News Register for our weekly news digest here.

Richard Gray (1928–2018)

Chicago art dealer and philanthropist Richard Gray, whose participation in the arts shaped the holdings of Chicago collectors and institutions but also influenced the international art world, died yesterday at age eighty-nine. In addition to his leading role at Richard Gray Gallery, he once served as president of both the Art Dealers Association of America and the Chicago Art Dealers Association. He was also a trustee of the Art Institute of Chicago, the Chicago Humanities Festival, and the Chicago Symphony Orchestra, among numerous other organizations and institutions in the city.   

Gray’s eponymous gallery opened in 1963 and eventually became globally known for offering prominent twentieth-century art, often by artists who hadn’t previously shown their work in Chicago; among the artists whose work the gallery exhibited early on were Jules Olitski, Morris Louis, Louise Nevelson, and Hans Hofmann. The gallery also displayed work by Andy Warhol, Mark Rothko, Agnes Martin, and Roy Lichtenstein. Gray had expansive interests, and frequently showed African art and Aboriginal art as well as antiquities. About his own vast art collection—the majority of which were works on paper—Gray appeared nonchalant. “At no time . . . had I ever thought we were collecting, nor had I ever stopped to seriously compare myself to the sorts of people I worked with all the time as a dealer,” he once told Lawrence Weschler of the New Yorker.
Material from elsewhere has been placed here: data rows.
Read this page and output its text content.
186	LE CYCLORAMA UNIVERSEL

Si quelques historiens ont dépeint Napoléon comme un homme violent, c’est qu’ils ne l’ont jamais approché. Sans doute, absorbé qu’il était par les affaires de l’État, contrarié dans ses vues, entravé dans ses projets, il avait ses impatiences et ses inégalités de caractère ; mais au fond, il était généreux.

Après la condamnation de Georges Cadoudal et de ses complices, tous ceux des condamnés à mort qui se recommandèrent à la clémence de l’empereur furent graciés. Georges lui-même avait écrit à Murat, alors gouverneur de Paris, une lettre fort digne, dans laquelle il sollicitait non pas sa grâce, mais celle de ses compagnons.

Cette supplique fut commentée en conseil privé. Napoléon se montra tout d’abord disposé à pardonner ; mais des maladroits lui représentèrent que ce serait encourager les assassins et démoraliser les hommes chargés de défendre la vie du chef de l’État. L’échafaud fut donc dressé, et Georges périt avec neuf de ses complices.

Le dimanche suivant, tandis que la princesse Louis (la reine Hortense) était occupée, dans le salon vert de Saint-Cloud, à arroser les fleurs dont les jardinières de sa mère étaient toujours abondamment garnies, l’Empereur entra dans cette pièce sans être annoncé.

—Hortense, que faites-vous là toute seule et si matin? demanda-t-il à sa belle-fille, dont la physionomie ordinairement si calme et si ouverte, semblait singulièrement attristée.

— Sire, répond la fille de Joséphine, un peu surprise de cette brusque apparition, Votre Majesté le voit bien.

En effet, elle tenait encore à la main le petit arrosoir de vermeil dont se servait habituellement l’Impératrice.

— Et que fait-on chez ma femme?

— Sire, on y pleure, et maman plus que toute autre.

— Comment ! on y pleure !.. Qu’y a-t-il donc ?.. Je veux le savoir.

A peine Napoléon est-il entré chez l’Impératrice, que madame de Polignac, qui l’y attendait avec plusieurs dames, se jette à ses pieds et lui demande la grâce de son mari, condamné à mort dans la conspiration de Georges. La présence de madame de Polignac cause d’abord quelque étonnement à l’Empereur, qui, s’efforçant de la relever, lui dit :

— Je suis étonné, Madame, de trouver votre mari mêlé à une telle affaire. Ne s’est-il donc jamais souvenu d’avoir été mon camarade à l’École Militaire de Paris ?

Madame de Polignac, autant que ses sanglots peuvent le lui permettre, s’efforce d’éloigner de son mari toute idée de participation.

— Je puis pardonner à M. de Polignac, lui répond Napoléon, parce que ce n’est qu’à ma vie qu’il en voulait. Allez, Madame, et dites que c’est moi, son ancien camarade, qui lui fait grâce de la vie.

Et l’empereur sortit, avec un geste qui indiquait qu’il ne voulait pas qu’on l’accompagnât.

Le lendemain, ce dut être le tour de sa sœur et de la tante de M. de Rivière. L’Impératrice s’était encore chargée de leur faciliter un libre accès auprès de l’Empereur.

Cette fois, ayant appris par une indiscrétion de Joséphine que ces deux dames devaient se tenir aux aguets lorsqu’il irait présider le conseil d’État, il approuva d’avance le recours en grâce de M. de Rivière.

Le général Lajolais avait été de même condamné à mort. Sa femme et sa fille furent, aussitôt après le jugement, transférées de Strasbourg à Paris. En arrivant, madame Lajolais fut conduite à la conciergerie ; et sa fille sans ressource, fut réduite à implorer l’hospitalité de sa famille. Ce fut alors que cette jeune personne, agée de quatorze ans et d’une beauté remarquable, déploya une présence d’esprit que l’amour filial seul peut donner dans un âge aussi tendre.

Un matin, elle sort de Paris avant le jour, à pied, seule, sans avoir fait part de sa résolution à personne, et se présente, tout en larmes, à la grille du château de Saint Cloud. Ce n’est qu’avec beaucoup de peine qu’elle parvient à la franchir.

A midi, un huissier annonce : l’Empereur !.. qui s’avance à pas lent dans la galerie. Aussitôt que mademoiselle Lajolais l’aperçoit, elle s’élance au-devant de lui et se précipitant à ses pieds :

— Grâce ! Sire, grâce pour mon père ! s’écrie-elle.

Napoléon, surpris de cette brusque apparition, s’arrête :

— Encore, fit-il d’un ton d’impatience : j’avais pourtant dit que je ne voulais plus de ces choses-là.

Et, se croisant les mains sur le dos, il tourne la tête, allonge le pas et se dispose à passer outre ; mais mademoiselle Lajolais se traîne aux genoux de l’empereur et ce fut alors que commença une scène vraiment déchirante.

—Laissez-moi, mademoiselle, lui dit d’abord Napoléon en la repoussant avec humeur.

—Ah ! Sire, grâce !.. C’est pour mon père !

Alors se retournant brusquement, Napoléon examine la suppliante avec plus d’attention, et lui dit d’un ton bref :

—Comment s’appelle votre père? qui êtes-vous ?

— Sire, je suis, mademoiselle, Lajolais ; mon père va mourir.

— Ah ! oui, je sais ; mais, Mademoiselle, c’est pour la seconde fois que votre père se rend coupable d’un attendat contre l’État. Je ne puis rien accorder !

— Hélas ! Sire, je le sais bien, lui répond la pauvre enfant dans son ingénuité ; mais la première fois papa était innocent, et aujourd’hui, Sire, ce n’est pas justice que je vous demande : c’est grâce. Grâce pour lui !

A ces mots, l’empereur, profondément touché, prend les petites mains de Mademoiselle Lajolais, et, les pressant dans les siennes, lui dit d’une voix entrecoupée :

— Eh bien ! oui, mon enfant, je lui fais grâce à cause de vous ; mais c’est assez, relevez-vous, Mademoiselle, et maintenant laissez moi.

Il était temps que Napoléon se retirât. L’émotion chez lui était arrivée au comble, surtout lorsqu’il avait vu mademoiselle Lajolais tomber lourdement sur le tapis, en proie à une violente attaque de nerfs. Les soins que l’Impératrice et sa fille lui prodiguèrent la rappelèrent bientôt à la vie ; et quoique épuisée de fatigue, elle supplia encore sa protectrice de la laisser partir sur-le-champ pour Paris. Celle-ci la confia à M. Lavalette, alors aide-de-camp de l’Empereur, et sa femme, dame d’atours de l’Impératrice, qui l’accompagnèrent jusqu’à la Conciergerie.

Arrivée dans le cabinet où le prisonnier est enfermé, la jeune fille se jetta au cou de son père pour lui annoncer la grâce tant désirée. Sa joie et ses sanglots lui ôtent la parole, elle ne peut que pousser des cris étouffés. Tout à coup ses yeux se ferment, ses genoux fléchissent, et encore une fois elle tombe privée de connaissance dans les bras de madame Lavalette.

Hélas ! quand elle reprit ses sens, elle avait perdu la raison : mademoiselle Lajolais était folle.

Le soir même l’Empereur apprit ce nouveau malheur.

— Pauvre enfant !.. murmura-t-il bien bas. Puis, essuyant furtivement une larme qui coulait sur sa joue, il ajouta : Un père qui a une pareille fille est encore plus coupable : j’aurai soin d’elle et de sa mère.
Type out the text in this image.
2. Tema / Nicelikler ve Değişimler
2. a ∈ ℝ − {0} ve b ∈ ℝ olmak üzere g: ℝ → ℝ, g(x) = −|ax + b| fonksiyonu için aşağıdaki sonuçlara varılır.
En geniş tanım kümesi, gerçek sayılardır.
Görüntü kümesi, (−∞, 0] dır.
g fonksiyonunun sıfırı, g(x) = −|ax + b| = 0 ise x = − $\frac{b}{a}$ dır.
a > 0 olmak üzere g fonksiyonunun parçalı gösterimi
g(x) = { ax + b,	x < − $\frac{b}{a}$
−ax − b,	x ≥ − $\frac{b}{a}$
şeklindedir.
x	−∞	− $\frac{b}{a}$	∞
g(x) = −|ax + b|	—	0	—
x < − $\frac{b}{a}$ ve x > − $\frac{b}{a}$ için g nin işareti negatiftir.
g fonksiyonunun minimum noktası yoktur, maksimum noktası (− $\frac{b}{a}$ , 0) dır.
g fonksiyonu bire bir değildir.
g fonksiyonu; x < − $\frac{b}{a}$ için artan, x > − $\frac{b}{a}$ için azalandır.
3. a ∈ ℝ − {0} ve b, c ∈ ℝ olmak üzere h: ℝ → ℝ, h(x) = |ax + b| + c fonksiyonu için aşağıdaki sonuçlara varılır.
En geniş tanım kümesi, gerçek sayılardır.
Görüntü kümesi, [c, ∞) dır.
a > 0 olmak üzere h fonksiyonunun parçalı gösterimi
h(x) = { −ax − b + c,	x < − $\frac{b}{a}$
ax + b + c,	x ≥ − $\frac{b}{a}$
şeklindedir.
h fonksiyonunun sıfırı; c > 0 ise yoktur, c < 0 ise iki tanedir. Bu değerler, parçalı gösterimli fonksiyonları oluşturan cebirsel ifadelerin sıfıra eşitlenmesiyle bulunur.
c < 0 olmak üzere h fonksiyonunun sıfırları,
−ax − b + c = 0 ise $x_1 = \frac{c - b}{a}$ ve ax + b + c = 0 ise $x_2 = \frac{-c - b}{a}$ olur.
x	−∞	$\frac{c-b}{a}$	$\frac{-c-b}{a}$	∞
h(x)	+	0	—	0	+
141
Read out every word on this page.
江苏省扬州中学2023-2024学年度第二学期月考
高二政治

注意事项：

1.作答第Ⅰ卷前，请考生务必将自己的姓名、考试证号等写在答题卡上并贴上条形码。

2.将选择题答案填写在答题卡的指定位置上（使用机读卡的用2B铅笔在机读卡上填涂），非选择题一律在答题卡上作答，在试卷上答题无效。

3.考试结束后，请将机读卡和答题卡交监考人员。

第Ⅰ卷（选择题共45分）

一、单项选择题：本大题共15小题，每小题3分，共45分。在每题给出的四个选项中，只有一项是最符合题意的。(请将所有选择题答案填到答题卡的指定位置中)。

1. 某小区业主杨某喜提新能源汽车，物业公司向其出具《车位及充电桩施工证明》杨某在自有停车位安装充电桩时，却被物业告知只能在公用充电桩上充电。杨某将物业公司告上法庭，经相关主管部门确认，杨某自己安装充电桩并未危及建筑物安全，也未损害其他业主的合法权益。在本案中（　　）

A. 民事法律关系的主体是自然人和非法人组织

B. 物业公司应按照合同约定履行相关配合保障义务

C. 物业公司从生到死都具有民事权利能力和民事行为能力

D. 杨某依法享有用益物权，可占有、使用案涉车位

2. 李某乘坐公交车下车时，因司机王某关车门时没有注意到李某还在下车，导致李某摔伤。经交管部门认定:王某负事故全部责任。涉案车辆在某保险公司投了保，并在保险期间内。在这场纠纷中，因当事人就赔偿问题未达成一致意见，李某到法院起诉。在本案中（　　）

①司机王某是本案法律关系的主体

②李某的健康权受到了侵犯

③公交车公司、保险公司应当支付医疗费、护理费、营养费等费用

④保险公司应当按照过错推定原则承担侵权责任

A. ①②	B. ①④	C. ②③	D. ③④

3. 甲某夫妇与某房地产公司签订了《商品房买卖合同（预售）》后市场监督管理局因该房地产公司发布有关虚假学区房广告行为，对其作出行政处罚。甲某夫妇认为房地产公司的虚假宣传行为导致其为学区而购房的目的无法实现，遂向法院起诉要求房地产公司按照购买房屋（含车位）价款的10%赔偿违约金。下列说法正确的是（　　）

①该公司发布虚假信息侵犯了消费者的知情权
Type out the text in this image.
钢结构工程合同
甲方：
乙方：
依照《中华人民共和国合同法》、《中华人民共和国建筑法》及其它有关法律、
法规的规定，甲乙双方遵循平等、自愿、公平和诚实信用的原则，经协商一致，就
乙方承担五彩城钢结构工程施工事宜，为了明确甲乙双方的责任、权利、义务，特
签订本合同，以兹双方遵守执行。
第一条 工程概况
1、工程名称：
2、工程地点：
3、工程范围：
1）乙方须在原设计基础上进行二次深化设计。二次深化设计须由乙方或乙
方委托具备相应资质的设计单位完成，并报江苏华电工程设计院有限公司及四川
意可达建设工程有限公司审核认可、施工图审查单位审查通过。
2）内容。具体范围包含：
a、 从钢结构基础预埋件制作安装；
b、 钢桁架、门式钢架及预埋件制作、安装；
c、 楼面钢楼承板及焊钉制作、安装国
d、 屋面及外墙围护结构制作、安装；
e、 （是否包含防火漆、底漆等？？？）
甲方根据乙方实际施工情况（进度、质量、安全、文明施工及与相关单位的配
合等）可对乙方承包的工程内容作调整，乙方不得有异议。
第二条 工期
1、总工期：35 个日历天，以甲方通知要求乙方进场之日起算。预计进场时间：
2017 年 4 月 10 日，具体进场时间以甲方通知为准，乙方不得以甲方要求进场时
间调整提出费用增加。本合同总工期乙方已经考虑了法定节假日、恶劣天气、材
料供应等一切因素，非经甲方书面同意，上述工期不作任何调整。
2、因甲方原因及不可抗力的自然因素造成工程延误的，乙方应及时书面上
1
The Richard Gray Gallery opened a second New York space, on Madison Avenue, in 1996, an initiative coordinated by Gray’s son Paul, who will take over the gallery alongside partners Valerie Carberry and Andrew Fabricant. Last year, the gallery expanded with another location in Chicago’s West End. The gallery now commonly presents art by Magdalena Abakanowicz, Theaster Gates, David Hockney, Jim Dine, and Rashid Johnson.

Gray is survived by his wife, Mary. In 2008, the Art Institute of Chicago established a Richard and Mary L. Gray Wing, and in 2011, the University of Chicago unveiled the Richard and Mary L. Gray Center for Arts and Inquiry. “There is a coherence to their philanthropy,” said former AIC president James Cuno. “[It is] focused on making a difference in the lives of citizens through the kind of arts that have meant so much in their own lives.”